The cove was a deliciously isolated respite several kilometers outside the city. Though silt and human waste had destroyed most reefs off Karachi’s shore, just around the bend of the inlet was a small forest of coral where the doctor took Daanish snorkeling.
The first shell Daanish ever came to know was a purple sea snail. It was a one-inch drifter, floating on the surface of the sea, traveling more extensively than most anything alive – or dead. The doctor rolled in the waves on his back, his stomach dipping in and out of the water like a whale’s hump, his hairy navel a small blue pool. Daanish slunk in after him, peering at the shell bobbing like a cork in the curves of a soft tide. His father explained that if disturbed, the mollusk oozed a purple color that the ancient Egyptians had used as a dye. Daanish plucked it out. While his fingers curled around the fragile violet husk, the animal ducked inside. The eight-year-old Daanish tried to understand where it had been, and how much time had lapsed between the Pharaohs, and him.
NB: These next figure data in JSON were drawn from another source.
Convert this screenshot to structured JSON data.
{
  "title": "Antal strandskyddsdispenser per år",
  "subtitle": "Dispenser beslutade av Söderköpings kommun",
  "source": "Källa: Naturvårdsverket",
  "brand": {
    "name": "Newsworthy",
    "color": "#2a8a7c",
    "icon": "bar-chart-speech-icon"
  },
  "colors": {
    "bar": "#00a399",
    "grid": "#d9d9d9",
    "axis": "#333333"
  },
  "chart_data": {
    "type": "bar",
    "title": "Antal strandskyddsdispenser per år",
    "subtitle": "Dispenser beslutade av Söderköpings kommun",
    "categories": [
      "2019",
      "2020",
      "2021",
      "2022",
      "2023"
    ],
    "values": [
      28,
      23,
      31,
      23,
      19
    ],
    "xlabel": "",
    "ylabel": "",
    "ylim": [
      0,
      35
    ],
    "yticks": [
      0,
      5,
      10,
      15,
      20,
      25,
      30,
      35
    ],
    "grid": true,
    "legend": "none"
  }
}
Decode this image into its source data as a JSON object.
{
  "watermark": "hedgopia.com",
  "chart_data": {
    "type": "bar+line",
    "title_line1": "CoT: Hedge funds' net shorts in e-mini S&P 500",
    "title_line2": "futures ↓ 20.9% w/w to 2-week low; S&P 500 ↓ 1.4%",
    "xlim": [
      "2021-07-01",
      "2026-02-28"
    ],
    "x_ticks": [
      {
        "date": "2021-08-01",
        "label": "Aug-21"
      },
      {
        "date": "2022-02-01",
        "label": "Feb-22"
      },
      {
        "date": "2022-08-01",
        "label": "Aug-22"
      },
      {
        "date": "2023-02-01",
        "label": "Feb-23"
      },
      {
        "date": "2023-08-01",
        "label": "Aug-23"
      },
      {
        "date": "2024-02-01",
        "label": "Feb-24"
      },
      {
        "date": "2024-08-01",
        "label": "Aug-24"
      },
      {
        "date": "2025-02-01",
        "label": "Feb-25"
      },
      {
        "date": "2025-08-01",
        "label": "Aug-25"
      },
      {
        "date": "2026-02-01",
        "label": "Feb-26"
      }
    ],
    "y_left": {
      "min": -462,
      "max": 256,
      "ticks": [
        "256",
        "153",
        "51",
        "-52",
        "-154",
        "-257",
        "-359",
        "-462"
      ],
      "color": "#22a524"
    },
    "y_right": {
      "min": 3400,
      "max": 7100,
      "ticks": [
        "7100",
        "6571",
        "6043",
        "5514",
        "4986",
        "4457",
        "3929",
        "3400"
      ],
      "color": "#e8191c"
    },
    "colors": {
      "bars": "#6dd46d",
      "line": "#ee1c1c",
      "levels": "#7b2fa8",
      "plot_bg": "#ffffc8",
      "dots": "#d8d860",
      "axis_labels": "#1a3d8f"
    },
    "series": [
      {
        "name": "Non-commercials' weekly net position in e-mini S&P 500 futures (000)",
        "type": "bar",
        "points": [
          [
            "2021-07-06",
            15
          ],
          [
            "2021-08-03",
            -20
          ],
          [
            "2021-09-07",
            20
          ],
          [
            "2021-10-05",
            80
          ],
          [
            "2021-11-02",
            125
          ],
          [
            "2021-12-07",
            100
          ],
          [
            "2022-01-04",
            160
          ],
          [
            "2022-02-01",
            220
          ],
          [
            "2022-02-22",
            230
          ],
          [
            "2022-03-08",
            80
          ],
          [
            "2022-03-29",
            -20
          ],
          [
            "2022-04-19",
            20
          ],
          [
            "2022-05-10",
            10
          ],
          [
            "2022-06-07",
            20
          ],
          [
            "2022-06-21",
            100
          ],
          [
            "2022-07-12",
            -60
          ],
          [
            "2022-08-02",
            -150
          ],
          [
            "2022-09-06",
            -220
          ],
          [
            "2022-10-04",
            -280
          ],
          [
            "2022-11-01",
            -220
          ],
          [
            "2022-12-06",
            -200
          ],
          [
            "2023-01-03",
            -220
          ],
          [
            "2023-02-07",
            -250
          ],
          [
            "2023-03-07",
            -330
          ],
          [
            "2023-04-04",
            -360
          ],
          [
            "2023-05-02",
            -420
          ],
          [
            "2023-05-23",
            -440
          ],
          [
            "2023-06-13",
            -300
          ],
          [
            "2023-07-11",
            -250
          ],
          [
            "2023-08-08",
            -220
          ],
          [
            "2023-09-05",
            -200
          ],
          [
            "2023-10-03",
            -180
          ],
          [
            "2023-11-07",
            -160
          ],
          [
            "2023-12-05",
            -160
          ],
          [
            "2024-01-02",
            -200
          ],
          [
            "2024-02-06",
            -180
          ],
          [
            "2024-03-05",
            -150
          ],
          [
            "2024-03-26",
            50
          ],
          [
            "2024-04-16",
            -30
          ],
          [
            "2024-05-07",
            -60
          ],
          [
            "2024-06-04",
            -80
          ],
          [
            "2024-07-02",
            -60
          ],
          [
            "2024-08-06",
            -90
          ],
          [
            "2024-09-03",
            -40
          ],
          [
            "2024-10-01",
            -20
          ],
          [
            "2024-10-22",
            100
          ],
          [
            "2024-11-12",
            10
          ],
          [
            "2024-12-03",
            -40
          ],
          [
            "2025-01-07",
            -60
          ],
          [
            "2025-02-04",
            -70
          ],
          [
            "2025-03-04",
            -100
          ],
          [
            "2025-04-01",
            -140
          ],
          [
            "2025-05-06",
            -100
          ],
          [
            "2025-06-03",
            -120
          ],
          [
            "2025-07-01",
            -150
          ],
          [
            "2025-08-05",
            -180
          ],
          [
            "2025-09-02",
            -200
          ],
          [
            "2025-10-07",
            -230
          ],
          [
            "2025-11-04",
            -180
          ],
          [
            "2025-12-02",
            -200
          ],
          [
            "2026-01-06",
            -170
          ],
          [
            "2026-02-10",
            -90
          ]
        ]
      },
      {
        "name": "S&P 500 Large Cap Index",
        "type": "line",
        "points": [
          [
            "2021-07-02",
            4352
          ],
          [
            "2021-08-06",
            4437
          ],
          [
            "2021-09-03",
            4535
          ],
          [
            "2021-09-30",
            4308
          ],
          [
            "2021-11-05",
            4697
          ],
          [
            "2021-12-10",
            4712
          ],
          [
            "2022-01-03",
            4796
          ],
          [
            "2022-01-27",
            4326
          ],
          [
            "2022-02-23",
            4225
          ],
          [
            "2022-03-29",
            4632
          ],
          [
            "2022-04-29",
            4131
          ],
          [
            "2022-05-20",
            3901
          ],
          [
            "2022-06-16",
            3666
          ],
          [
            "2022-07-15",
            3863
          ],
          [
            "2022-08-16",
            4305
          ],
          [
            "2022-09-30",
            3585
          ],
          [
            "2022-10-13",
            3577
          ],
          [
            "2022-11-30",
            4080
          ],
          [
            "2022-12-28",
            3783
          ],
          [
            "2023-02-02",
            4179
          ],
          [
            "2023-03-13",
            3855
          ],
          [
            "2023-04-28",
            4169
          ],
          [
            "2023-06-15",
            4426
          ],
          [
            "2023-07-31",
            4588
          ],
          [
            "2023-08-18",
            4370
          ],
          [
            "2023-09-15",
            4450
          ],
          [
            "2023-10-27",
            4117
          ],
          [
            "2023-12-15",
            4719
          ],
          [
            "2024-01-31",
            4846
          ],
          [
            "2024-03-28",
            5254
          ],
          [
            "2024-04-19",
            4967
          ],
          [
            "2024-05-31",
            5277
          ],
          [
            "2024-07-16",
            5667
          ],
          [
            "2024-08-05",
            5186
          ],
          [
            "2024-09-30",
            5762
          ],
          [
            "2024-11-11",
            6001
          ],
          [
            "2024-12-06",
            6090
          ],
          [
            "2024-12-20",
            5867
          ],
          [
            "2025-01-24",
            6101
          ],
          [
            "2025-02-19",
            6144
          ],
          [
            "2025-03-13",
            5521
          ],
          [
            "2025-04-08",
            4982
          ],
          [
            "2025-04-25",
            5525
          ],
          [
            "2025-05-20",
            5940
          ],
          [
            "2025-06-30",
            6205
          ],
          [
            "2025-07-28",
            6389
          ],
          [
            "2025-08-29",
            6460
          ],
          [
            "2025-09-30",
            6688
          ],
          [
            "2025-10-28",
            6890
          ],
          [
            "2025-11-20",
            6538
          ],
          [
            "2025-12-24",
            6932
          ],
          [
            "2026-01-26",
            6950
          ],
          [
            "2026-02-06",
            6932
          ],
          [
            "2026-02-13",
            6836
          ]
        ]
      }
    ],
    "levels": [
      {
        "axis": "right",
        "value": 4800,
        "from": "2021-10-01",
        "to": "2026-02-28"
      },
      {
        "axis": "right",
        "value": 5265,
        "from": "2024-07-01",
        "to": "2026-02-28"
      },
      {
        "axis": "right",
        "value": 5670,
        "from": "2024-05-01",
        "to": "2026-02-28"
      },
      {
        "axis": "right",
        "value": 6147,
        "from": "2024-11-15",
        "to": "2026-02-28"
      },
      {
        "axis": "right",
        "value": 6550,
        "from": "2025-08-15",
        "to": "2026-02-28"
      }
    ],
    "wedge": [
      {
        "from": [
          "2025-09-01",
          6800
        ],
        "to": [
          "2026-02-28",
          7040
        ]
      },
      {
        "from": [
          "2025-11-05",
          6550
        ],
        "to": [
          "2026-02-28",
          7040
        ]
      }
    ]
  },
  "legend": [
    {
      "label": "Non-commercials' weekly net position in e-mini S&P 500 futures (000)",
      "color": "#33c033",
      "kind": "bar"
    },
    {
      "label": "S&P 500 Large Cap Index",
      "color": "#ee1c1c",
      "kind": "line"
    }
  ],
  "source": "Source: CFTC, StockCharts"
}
Later, they scrambled over the boulders that hugged the cove at each end, and walked the length of the beach, his father poking and prodding the shells swept at his feet. He found an empty sea snail and handed it to Daanish. It would come to rest around his neck.
* * *
He touched it now, back in Khurram’s car.
His house would be swarming with family. They’d have flown in from London, Islamabad and Lahore. He could picture his aunts wiping tears with dupattas, picking rosary beads, reciting from the Quran in a weeping chorus. The doctor had cared nothing for such rituals, yet Daanish knew Anu would want them. He could see her teary, kohl-smeared cheeks. He could feel her pulling him, through Drigh Road, past Gol Masjid, down Sunset Boulevard. She was calling for him to make up for her loss.
He looked up at the haze, yearning for yet more interludes.